Discrete or Continuous

As old as any issue in science and mathematics is the polarity between discrete and continuous.  The details change from century to century, but a synthesis still challenges us. This talk will comment on some of the long history and current state of interplay between these two ways of thinking.

 

Nick Trefethen is Professor of Numerical Analysis and head of the Numerical Analysis Group in the Mathematical Institute at Oxford University. He was educated at Harvard and Stanford and held professorial positions at NYU, MIT, and Cornell before moving to Oxford in 1997. He is a Fellow of the Royal Society and a member of the US National Academy of Engineering.

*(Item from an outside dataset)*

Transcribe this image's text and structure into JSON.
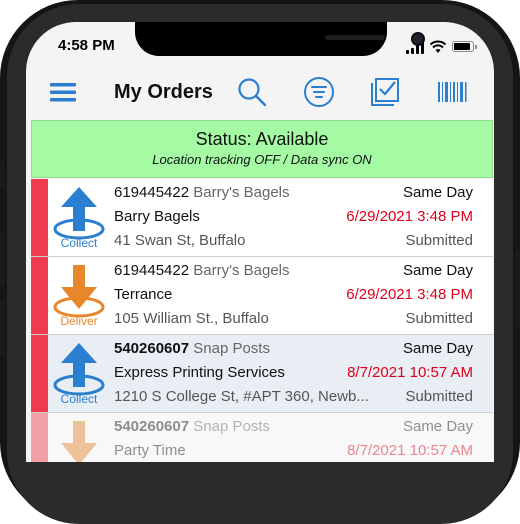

As an author he is known for his books Numerical Linear Algebra (1997), Spectral Methods in MATLAB (2000), Schwarz-Christoffel Mapping (2002), Spectra and Pseudospectra (2005), Trefethen’s Index Cards (2011), and Approximation Theory and Approximation Practice (2013). He is an ISI Highly Cited Researcher, with about 100 journal publications in numerical analysis and applied mathematics, and has served as editor for many of the leading numerical analysis journals. He has lectured in about 20 countries and 30 American states, including invited lectures at both ICM and ICIAM congresses.

Some of Trefethen’s recent activities include the SIAM 100-Dollar, 100-Digit Challenge, the notion of Ten Digit Algorithms (“ten digits, five seconds, and just one page”), and the Chebfun software system for numerical computation with functions. During 2011-2012 he served as President of SIAM.

Refreshments will be served in the Jordan Hall Atrium from 3:00 - 4:00 PM.